Last year, the franchise focused on improving his defense. Scavuzzo plays all three outfield spots, but settled in left. He said his defense and arm strength have made significant strides in the past several seasons.
He feels he’s undersold himself as a base runner, and stealing is an aspect he’s working on. Some scouts opine he could be the best overall athlete in the system. Scavuzzo admits he hasn’t proven it yet, but he believes the potential is there.
His agent, Steve Rath of Ballengee Group, concurs.
“Jacob is a hard, dedicated worker on top of being a good athlete. That combination mean he’s just started tapping into his potential.”
— Ballengee Group (@BallengeeGroup) August 24, 2016
Offensively, Scavuzzo enjoys studying Troy Tulowitzski, among others.
“I like watching Tulo play when he’s hot, not on defense but as an offensive player. I like watching Adam Jones in general. I loved watching Barry Bonds growing up; to do what he did was special. There’s a bunch of players I look for, but those stick out.”
Wow… Adam Jones ??
— Jacob Scavuzzo (@jacobscavuzzo) March 19, 2017
Scavuzzo has developed relationships along the way. He knows Brock Stewart and Andrew Toles from their days in the minors. He’s particularly motivated by Toles’ journey from bagging groceries to the MLB.
“It’s inspiring. It proves to anyone that you can do whatever you put your mind to.”
Two of Scavuzzo’s roommates, Cody Bellinger and Willie Calhoun, are among the Dodgers’ top five prospects. The trio is considered some of the best power bats in the system. While all are renowned for their pop, Scavuzzo laughingly said Calhoun would win a batting practice home run derby.
“It’s fun,” Scavuzzo said. “We all get along very well. Belly was my roommate all year and me and Willie have always been very close. We all like the same things. It’s been a blast.”
— June Calhoun (@11WillieCalhoun) January 30, 2017
@Cody_Bellinger just said, "I wish I could rent a dog to go with our spring training house." ??
— Jacob Scavuzzo (@jacobscavuzzo) February 19, 2017
Scavuzzo praised them both as professionals, but also for making baseball fun.
“The way they go about their business,” he said. “They’re very professional. In the end it’s a game, and they like to have fun. But they’re very serious about their craft, want to get better and win championships.”

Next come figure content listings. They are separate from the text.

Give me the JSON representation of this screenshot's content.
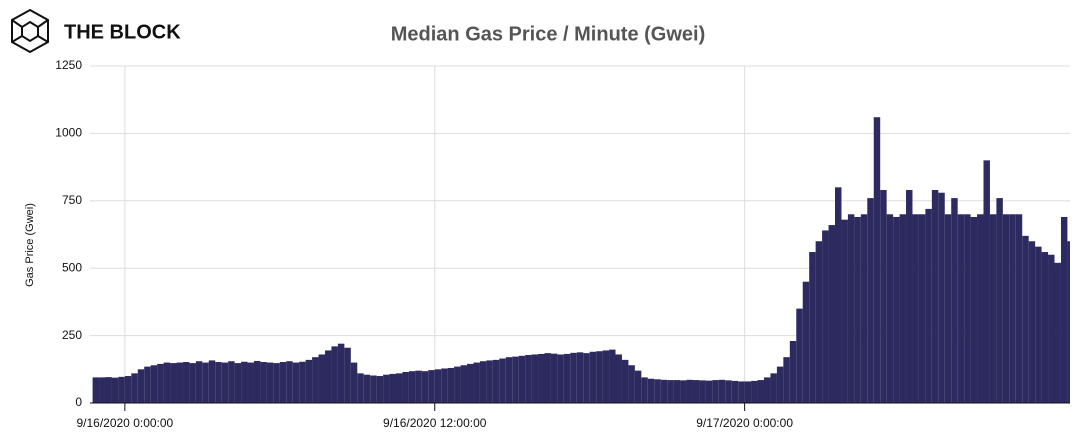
{
  "brand": "THE BLOCK",
  "chart_data": {
    "type": "bar",
    "title": "Median Gas Price / Minute (Gwei)",
    "y_label": "Gas Price (Gwei)",
    "color": "#2d2a5f",
    "grid": true,
    "xlim": [
      -1.35,
      36.6
    ],
    "xticks": [
      {
        "value": 0,
        "label": "9/16/2020 0:00:00"
      },
      {
        "value": 12,
        "label": "9/16/2020 12:00:00"
      },
      {
        "value": 24,
        "label": "9/17/2020 0:00:00"
      }
    ],
    "ylim": [
      0,
      1250
    ],
    "yticks": [
      0,
      250,
      500,
      750,
      1000,
      1250
    ],
    "x": [
      -1.25,
      -1,
      -0.75,
      -0.5,
      -0.25,
      0,
      0.25,
      0.5,
      0.75,
      1,
      1.25,
      1.5,
      1.75,
      2,
      2.25,
      2.5,
      2.75,
      3,
      3.25,
      3.5,
      3.75,
      4,
      4.25,
      4.5,
      4.75,
      5,
      5.25,
      5.5,
      5.75,
      6,
      6.25,
      6.5,
      6.75,
      7,
      7.25,
      7.5,
      7.75,
      8,
      8.25,
      8.5,
      8.75,
      9,
      9.25,
      9.5,
      9.75,
      10,
      10.25,
      10.5,
      10.75,
      11,
      11.25,
      11.5,
      11.75,
      12,
      12.25,
      12.5,
      12.75,
      13,
      13.25,
      13.5,
      13.75,
      14,
      14.25,
      14.5,
      14.75,
      15,
      15.25,
      15.5,
      15.75,
      16,
      16.25,
      16.5,
      16.75,
      17,
      17.25,
      17.5,
      17.75,
      18,
      18.25,
      18.5,
      18.75,
      19,
      19.25,
      19.5,
      19.75,
      20,
      20.25,
      20.5,
      20.75,
      21,
      21.25,
      21.5,
      21.75,
      22,
      22.25,
      22.5,
      22.75,
      23,
      23.25,
      23.5,
      23.75,
      24,
      24.25,
      24.5,
      24.75,
      25,
      25.25,
      25.5,
      25.75,
      26,
      26.25,
      26.5,
      26.75,
      27,
      27.25,
      27.5,
      27.75,
      28,
      28.25,
      28.5,
      28.75,
      29,
      29.25,
      29.5,
      29.75,
      30,
      30.25,
      30.5,
      30.75,
      31,
      31.25,
      31.5,
      31.75,
      32,
      32.25,
      32.5,
      32.75,
      33,
      33.25,
      33.5,
      33.75,
      34,
      34.25,
      34.5,
      34.75,
      35,
      35.25,
      35.5,
      35.75,
      36,
      36.25,
      36.5
    ],
    "values": [
      95,
      95,
      96,
      94,
      97,
      100,
      110,
      125,
      135,
      140,
      145,
      150,
      148,
      150,
      152,
      148,
      155,
      150,
      158,
      152,
      150,
      155,
      148,
      153,
      150,
      156,
      152,
      150,
      148,
      152,
      155,
      150,
      153,
      160,
      170,
      180,
      195,
      210,
      220,
      205,
      150,
      110,
      105,
      102,
      100,
      105,
      108,
      110,
      115,
      118,
      120,
      118,
      122,
      125,
      128,
      130,
      135,
      140,
      145,
      150,
      155,
      158,
      160,
      165,
      170,
      172,
      175,
      178,
      180,
      182,
      185,
      183,
      180,
      182,
      186,
      188,
      185,
      190,
      192,
      195,
      198,
      180,
      160,
      140,
      120,
      95,
      90,
      88,
      86,
      85,
      85,
      84,
      86,
      85,
      84,
      83,
      85,
      86,
      84,
      82,
      80,
      80,
      82,
      85,
      95,
      110,
      135,
      170,
      230,
      350,
      450,
      560,
      600,
      640,
      660,
      800,
      680,
      700,
      690,
      700,
      760,
      1060,
      790,
      700,
      690,
      700,
      790,
      700,
      700,
      720,
      790,
      780,
      700,
      760,
      700,
      700,
      690,
      700,
      900,
      700,
      760,
      700,
      700,
      700,
      620,
      600,
      580,
      560,
      550,
      520,
      690,
      600
    ]
  }
}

Scavuzzo spent the offseason rehabbing. He experienced pain in his right arm last June. He treated it as inflammation, but strained his left shoulder trying to overcompensate for the arm in August and hit the disabled list. The ailing resurfaced in December workouts, and an x-ray found a bone spur.
Surgery went well everyone! Thank you for all your thoughts and prayers! On the road to… https://t.co/icd4RSD7hC
— Jacob Scavuzzo (@jacobscavuzzo) January 24, 2017
The typical recovery span from the surgery is six to eight weeks. Scavuzzo was concerned he’d still miss regular time given the uncertainty as to how his body would react.
Less than six weeks later, he felt healthy and returned to baseball activity.
“It’s like I have a new elbow,” he said.
That’s how the biggest year of Scavuzzo’s life begins. As for the team he starts with, it doesn’t matter.
“I just want to play every day,” he said. “I had a pretty decent season in Tulsa last year. I feel like whether I have to repeat there for a little bit, or start in OKC, it’s not that big of a difference to me because I know that if I’m playing every day, I’m going to give it my all and perform at my peak ability – and eventually take those talents to L.A.”
Scavuzzo wants to prove himself as a building block for the last franchise that spoke to him in high school; the franchise that ended a miserable wait and invested in him as a person and athlete.
“I want to prove to everyone that I’m ready to play in the big leagues whenever they need me. I want to prove there’s no doubt I can play in the big leagues.”
And 2017 will go a long way in defining that path.